J’avais parlé dans Fugues du premier roman de la Britannique Naomi Alderman, La désobéissance, qui se déroulait dans le milieu juif londonien et mettait en scène une jeune femme lesbienne, insolente, en révolte contre sa famille qu’elle avait quittée dix ans auparavant. Le roman dressait une sorte de bilan d’une enfance de l’enfermement, une prison où prolifèrent les tabous et les interdits de toutes sortes, encore plus celui de l’homosexualité.
Dans son second roman, Mauvais genre, la romancière déplie cette fois un univers où l’insolence porte les atours de l’argent et d’une jeunesse qui ne veut pas mourir. En fait, ses personnages entrent dans la vie à reculons, se conformant malgré eux aux désidératas sociaux. Personne ne veut vraiment regarder au-delà du moment dont ils profitent ardemment, comme c’est le cas de James et de Mark, étudiants à Oxford.
Ceux-ci font partie de l’élite britannique et eux aussi se créent un monde dont ils resteront prisonniers: l’élite est vraiment le lieu où se mêlent envieux et sadiques, sceptiques et déçus. C’est la principale qualité de Naomi Alderman de savoir épingler des travers sociaux avec une causticité qui ne va pas sans nostalgie pour un monde de la jeunesse et de la beauté qui s’en va, se perd au fil des ans.
Mauvais genre est distribué sur trois parties, qui sont autant de tournants dans la vie de James, qui espère devenir enseignant, et de Mark, un millionnaire prêt à accueillir et à faire vivre ses amis, peut-être pour s’accrocher encore à l’innocence de l’enfance. Mark est homosexuel et s’embarquera dans des amours contrariées. James se liera à Jess, une jeune fille qui comprend sa détresse, et Mark, par provocation, se mariera et aura une fille qu’il perdra dans un accident d’auto.

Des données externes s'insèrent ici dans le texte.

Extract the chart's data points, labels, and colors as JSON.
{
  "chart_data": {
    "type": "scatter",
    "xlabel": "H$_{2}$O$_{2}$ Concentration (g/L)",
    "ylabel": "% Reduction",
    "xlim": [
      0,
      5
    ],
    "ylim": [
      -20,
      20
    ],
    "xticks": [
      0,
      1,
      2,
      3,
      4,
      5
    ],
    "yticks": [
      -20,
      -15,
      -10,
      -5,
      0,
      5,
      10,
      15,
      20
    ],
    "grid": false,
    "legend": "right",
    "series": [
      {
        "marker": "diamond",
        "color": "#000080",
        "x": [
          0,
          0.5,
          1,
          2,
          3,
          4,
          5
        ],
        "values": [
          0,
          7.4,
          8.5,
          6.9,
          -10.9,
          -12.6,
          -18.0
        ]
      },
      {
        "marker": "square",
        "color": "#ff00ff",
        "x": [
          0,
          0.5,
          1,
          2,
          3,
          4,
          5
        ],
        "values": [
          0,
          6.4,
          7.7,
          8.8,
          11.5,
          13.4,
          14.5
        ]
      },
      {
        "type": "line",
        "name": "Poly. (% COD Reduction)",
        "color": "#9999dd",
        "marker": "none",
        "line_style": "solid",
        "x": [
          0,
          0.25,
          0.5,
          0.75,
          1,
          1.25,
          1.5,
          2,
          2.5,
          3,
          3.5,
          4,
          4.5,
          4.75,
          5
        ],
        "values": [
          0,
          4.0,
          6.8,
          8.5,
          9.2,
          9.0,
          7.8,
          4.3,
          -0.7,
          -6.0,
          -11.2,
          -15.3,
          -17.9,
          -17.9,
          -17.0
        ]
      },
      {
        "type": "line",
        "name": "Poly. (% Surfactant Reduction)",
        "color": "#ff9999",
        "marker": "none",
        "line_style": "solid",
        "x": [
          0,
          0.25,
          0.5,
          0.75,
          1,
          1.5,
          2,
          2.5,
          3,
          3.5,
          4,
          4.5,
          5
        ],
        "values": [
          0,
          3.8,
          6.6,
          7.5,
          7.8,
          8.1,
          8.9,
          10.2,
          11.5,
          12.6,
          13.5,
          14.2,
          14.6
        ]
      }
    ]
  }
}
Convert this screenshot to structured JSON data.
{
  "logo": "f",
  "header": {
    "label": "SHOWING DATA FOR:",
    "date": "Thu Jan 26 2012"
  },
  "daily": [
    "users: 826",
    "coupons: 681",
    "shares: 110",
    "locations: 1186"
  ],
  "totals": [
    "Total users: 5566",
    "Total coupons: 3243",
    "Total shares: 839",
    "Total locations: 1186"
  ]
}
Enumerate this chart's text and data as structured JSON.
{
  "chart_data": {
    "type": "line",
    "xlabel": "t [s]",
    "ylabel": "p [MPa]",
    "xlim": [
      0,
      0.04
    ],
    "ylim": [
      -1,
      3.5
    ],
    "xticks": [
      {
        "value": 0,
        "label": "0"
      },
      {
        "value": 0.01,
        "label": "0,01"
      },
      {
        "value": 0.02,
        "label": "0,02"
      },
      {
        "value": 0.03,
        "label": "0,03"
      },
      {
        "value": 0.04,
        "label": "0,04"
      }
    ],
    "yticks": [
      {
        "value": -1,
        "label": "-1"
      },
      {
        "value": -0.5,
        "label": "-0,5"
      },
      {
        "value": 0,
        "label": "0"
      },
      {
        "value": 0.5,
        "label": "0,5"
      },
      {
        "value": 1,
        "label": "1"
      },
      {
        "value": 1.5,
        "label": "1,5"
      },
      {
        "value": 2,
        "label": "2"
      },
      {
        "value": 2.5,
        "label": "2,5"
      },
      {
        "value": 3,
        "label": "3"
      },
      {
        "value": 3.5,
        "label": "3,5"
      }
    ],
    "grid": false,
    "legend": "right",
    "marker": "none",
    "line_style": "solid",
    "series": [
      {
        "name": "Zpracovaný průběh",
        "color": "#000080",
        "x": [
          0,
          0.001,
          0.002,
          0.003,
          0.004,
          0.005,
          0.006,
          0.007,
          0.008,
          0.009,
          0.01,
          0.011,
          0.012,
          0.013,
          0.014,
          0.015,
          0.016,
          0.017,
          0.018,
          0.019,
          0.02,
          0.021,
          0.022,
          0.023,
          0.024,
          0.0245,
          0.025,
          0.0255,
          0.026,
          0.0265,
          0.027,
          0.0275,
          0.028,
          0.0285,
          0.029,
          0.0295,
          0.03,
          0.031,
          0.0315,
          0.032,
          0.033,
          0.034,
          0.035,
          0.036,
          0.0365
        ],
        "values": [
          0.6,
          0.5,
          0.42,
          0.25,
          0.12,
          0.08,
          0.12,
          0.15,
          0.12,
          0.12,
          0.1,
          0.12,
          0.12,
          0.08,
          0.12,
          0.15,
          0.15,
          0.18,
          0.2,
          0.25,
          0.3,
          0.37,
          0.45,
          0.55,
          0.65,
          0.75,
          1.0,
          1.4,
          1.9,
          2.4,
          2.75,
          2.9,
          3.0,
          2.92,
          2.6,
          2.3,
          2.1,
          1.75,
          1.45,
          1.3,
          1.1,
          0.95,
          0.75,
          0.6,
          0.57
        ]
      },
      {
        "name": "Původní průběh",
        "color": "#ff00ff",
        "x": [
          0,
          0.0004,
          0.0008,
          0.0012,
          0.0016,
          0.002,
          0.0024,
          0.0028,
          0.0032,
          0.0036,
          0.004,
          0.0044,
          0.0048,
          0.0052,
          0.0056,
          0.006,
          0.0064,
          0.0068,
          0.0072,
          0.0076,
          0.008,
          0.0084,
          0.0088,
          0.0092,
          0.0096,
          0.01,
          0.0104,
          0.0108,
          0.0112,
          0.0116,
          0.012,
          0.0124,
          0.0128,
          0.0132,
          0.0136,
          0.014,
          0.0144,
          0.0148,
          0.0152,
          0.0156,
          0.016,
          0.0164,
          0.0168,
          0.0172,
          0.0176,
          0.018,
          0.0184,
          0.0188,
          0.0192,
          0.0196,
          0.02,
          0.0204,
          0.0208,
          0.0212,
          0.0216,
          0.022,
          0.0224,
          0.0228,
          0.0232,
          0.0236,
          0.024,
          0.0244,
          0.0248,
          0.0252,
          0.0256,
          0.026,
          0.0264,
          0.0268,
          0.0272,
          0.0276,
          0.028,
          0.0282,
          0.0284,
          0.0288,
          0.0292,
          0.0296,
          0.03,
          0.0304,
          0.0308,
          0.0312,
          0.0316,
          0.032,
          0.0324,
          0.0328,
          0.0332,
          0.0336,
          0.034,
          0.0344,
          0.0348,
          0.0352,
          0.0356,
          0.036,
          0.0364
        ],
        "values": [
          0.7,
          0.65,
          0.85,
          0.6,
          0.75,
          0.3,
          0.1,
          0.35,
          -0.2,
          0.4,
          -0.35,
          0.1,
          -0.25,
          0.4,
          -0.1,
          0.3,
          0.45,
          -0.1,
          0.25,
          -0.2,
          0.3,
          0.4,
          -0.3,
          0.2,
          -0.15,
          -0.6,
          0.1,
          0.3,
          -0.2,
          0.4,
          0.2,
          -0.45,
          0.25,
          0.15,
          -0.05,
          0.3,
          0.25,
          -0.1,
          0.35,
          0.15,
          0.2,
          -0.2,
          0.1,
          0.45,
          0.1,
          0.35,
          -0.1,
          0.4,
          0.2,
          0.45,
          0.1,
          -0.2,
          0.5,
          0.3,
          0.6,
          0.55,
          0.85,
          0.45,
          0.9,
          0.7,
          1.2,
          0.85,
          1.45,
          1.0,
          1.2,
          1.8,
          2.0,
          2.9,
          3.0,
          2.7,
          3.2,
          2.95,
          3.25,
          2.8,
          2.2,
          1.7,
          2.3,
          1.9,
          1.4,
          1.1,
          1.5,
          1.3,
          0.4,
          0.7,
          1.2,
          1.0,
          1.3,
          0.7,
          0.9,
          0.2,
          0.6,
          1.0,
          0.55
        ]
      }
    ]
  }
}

Mark, plus que James, est incapable de faire face à ses devoirs et ses responsabilités. Il ne sait créer autour de lui qu’un monde de contradictions : amour, haine, révolte, conformisme. Comme Ronit et Esti de La désobéissance, James et Mark et leurs amis sont décrits dans ce roman d’apprentissage plein d’éclats de lucidité et de tendresse comme des handicapés de la société.

Si Joseph Macé-Scaron est fort connu dans la capitale française (il dirige le Magazine littéraire, l’hebdo Marianne et travaille à France Culture) et son Ticket d’entrée parle du Tout-Paris, surtout des gens de la presse et de la politique, qu’il connaît bien puisqu’il a bossé au Figaro et a été nommé responsable du Figaro Magazine dont il a été démis quelques mois après sa nomination.
Journalistes et politiciens passent à la moulinette de ses remarques acerbes et de ses situations condamnables. Son entrée dans le monde des offices et des officines est aussi maladroite que provocatrice. Et comme il a une langue de vipère, facile de deviner qu’à Paris on se souviendra de lui après avoir lu ce livre écrit dans un style aussi simple que désinvolte et qui mêle satire et drôlerie. Et comme il est intelligent jusqu’à la virtuosité, le romancier n’a rien à perdre à cogner sur les autres constituant pour lui un monde adverse.
Comme Benjamin Strada, le personnage du roman, Joseph Macé-Scaron est homosexuel et son roman cryptoautobiographique nous fait voyager dans la communauté gaie parisienne et ses avatars avec une décontraction et un humour tout en pourfendant conduites et codes sexuels stéréotypés.

D’Alberto Velasco, on ne connaîtra que Le Quantique des quantiques, livre posthume publié quinze ans après sa mort des suites d’un sarcome de Kaposi. Malade, Velasco refusera tout traitement médical et se lancera à corps perdu dans la photographie, l’installation, la peinture, la sculpture et l’écriture.
C’est un ancien condisciple d’études et ami qui s’occupera d’éditer ces vingt nouvelles, chacune étant surmontée de deux titres dont l’un est un terme corporel. Elles composent un livre plein d’angoisse, malgré leur fond spirituel, où la mort est constamment présente et assaille des gens, hommes ou femmes, jeunes.
C’est poétique, à la limite du surréalisme, surtout dans la description des fantasmes sexuels. On y trouve également humour et nostalgique dans cette observation hallucinée d’une lutte permanente, celle du corps qui ne veut pas perdre la partie contre la maladie. Une littérature sur l’anéantissement, Le Quantique des quantiques, avec sa narration non traditionnelle, jette un regard sur un monde qui va à sa perte.
Mauvais genre / Naomi Alderman. Paris: Points, 2012. 416p.
Ticket d’entrée / Joseph Macé-Scaron. Paris : Grasset, 2011. 336p.
Le quantique des quantiques: nouvelles / Alberto Velasco. Paris : Hermann, 2010. 215p.